苏婳微微一愣,忙笑着谢过,随后抱着茶宝撑伞走入雨中。
李玄知站在药庐窗边,负手看着苏婳离开,风雨不知何时又大了一些,很快苏婳与南陆的身影便氤氲在了这片夜雨之中。
此时,沈柏舟的声音懒懒从身后响起,“人都走得快没影了,你再看也看不出什么花儿来了。”

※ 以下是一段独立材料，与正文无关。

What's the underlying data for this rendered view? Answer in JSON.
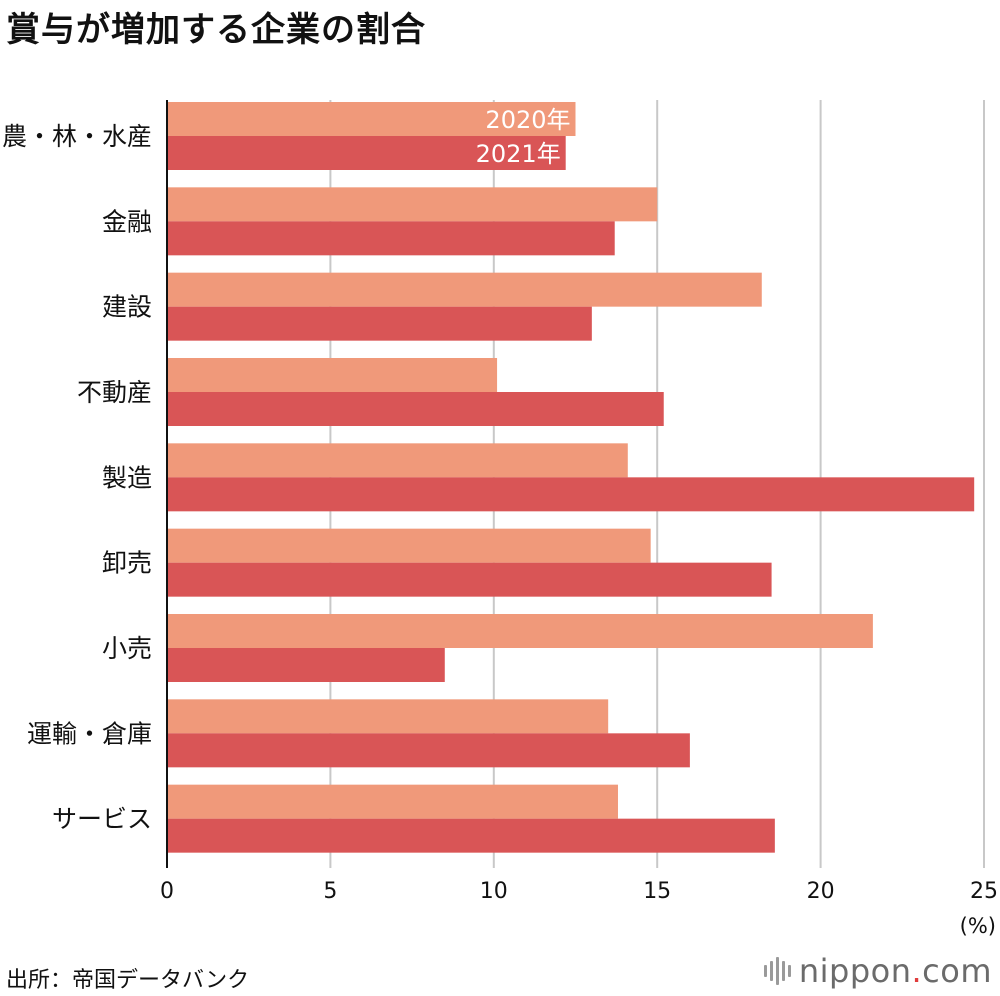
{
  "title": "賞与が増加する企業の割合",
  "source": "出所：帝国データバンク",
  "logo": {
    "name": "nippon",
    "dot": ".",
    "tld": "com"
  },
  "chart_data": {
    "type": "bar",
    "orientation": "horizontal",
    "categories": [
      "農・林・水産",
      "金融",
      "建設",
      "不動産",
      "製造",
      "卸売",
      "小売",
      "運輸・倉庫",
      "サービス"
    ],
    "series": [
      {
        "name": "2020年",
        "color": "#f0997a",
        "values": [
          12.5,
          15.0,
          18.2,
          10.1,
          14.1,
          14.8,
          21.6,
          13.5,
          13.8
        ]
      },
      {
        "name": "2021年",
        "color": "#d95556",
        "values": [
          12.2,
          13.7,
          13.0,
          15.2,
          24.7,
          18.5,
          8.5,
          16.0,
          18.6
        ]
      }
    ],
    "xlim": [
      0,
      25
    ],
    "xticks": [
      0,
      5,
      10,
      15,
      20,
      25
    ],
    "xunit": "(%)",
    "grid": true,
    "legend": "inside-first-bars"
  }
}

李玄知身形未动,只是淡淡道,“今日终于叫万家的人吃了瘪,我瞧着这风雨在吹心中高兴,想多看会儿罢了。”
“看来你今日去皇上那儿一趟收获颇丰啊,都有闲情同我打趣了。”沈柏舟笑道,“你今日这般,可比以前每次阴沉着脸回来的样子好多了。”
李玄知也没有过多解释,只是扬唇微微笑了起来。
“如今你的情绪越平稳,自然对你的身子便会越好,活得也能更长久些。”
说着,沈柏舟站起身子,袖着手走到李玄知身边站定,嗤笑了一声道,“不过你昨日和今日都未吃药,身子骨瞧着似乎比我想象中的要硬朗些啊。”
李玄知抬手掩唇微微咳了两声,“我能撑到现在,的确也不曾想到。”
沈柏舟朝李玄知伸出手道,“我再替你把个脉,今早的药过了火候不能喝了,一会儿我再根据你的脉象拟个新药方。”
李玄知应了一声,将手腕朝沈柏舟伸了出来,沈柏舟将手搭了上去。
只是过了三息,沈柏舟忽然咦了一声,他抬头有些诧异地看了李玄知一眼。未等李玄知询问,他又皱眉垂下眼睛,换了只手更加细致地把起脉来。